As is well known, fish is an extremely perishable food. Therefore, when it is caught in quantities too great to be used at one time, it is preserved in various ways. The preservation methods that have proved to be the most satisfactory are canning, salting and drying, smoking and preserving in various kinds of brine and pickle. As such methods are usually carried out in the locality where the fish is caught, many varieties of fish can be conveniently stored for long periods of time and so distributed as to meet the requirements of the consumer. This plan enables persons far removed from the Source of supply to procure fish frequently.

Composition and Classes of Fish

In general, the composition of fish is similar to that of meat, for both of them are high-protein foods. However, some varieties of fish contain large quantities of fat and others contain very little of this substance, so the food value of the different kinds varies greatly. As in the case of meat, fish is lacking in carbohydrate. Because of the close similarity between these two foods, fish is a very desirable substitute for meat.

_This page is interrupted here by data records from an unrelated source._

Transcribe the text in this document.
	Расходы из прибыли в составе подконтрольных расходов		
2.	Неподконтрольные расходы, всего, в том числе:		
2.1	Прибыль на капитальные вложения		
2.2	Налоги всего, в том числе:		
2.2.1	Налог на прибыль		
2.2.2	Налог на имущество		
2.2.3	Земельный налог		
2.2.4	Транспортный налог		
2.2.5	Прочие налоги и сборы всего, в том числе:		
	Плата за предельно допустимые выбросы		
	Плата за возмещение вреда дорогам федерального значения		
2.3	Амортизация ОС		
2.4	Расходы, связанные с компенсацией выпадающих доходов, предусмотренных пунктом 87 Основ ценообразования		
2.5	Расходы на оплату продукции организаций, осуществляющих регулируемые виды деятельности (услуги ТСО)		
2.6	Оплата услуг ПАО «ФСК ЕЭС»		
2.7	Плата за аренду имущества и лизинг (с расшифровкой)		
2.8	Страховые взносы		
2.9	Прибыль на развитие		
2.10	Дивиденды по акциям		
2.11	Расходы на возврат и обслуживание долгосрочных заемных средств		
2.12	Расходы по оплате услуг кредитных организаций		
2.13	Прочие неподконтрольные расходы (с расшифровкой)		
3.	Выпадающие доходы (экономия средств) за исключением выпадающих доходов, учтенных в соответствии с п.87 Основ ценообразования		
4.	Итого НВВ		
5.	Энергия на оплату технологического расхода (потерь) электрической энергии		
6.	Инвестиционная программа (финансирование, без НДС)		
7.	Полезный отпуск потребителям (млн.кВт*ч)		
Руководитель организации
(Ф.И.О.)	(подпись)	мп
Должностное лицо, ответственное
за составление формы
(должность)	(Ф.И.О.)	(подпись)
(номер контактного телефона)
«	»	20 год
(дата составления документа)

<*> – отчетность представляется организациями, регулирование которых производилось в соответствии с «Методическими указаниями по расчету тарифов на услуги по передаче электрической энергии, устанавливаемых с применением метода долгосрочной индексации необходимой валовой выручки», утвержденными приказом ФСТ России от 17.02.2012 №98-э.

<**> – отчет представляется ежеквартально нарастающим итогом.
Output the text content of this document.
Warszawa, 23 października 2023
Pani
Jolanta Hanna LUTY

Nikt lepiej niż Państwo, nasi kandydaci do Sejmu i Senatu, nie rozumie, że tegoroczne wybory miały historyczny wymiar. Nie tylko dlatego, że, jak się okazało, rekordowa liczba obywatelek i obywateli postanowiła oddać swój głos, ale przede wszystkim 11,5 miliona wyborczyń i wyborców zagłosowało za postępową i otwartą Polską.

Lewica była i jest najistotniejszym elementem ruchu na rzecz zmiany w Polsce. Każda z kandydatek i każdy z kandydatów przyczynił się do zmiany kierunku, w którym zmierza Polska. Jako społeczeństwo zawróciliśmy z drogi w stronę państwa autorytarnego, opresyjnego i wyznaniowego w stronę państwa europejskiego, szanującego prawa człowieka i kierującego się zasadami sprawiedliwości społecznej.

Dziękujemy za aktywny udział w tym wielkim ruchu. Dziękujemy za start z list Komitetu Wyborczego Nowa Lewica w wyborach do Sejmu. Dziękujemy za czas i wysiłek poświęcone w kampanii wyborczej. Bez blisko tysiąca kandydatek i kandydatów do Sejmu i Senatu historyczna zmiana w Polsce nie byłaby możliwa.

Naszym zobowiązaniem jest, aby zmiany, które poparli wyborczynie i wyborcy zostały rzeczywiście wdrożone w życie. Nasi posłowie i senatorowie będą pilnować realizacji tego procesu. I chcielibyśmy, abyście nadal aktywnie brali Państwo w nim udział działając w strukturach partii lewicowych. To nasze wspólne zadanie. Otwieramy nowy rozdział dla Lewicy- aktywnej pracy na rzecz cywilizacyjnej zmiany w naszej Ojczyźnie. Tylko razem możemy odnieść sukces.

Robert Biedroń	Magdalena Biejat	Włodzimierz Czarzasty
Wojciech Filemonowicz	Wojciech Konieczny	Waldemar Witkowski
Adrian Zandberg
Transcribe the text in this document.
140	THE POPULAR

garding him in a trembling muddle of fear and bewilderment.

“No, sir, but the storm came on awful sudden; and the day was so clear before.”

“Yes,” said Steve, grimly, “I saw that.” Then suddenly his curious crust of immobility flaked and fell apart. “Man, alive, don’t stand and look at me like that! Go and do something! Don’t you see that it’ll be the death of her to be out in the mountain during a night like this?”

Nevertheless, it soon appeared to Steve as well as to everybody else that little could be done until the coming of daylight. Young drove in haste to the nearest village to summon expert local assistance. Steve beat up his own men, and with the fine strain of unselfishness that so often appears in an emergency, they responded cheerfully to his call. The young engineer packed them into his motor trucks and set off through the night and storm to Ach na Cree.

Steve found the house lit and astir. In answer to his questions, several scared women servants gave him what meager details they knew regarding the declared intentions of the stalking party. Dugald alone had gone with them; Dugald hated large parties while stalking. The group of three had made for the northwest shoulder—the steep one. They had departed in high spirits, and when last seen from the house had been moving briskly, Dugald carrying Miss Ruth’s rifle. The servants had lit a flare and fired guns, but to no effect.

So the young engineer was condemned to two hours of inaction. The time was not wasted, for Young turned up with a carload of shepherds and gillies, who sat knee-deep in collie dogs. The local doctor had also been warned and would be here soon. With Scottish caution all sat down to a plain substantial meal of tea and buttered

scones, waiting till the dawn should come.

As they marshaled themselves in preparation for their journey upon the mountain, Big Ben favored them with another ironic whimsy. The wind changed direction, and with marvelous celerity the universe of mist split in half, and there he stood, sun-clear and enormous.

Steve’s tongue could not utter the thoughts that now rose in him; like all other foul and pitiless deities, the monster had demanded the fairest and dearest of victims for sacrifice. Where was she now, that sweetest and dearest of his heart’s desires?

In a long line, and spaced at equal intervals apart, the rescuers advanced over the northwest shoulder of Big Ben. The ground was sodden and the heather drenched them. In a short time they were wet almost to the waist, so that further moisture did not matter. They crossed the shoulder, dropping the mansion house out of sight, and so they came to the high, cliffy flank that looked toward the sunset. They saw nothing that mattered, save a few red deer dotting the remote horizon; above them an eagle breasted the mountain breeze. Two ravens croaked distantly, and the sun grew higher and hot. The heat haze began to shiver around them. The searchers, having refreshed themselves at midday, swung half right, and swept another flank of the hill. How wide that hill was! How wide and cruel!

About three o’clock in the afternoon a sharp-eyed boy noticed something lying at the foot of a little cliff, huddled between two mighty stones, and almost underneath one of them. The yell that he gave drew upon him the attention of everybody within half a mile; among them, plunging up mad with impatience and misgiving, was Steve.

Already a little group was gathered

In fish, as well as in shell fish, a very large proportion of the food substances present is protein. This proportion varies with the quantity of water, bone, and refuse that the particular food contains, and with the physical structure of the food. The percentage of fat in fish varies from less than 1 per cent in some cases to a trifle more than 14 per cent in others. This variation affects the total food value proportionately. The varieties of fish that contain the most fat deteriorate most rapidly and withstand transportation the least. Fish containing a large amount of fat such as salmon, turbot, eel, herring, halibut, mackerel, mullet, butterfish and lake trout have a more moist quality than those which are without fat such as cod. Like meat, fish does not contain carbohydrate in any appreciable quantity. In fish, mineral matter is quite as prevalent as in meat.

Food Value of Fish

The total food value of fish, as has been shown, is high or low, varying with the food substances it contains. Therefore, since weight for weight, the food value of fat is much higher than that of protein, it follows that the fish containing the most fat has the highest food value. Fat and protein, as is well known, do not serve the same function in the body, but each has its purpose and is valuable and necessary in the diet.

So far as the quantity of protein is concerned, fish are valuable in their tissue-forming and tissue-building qualities. Nutritive value of fish may be lost in its preparation, if proper methods are not applied. To obtain as much food value from fish as possible, the various points that are involved in its cookery must be thoroughly understood. When the value of fish as a food is to be determined, its digestibility must receive definite consideration. Much depends on the way it is cooked. The ease with which fish is digested is influenced largely by the quantity of fat it contains.

In addition to the correct cooking of fish and the presence of fat, a factor that largely influences the digestibility of this food is the length of the fibers of the flesh. It will be remembered that the parts of an animal having long fibers are tougher and less easily digested than those having short fibers.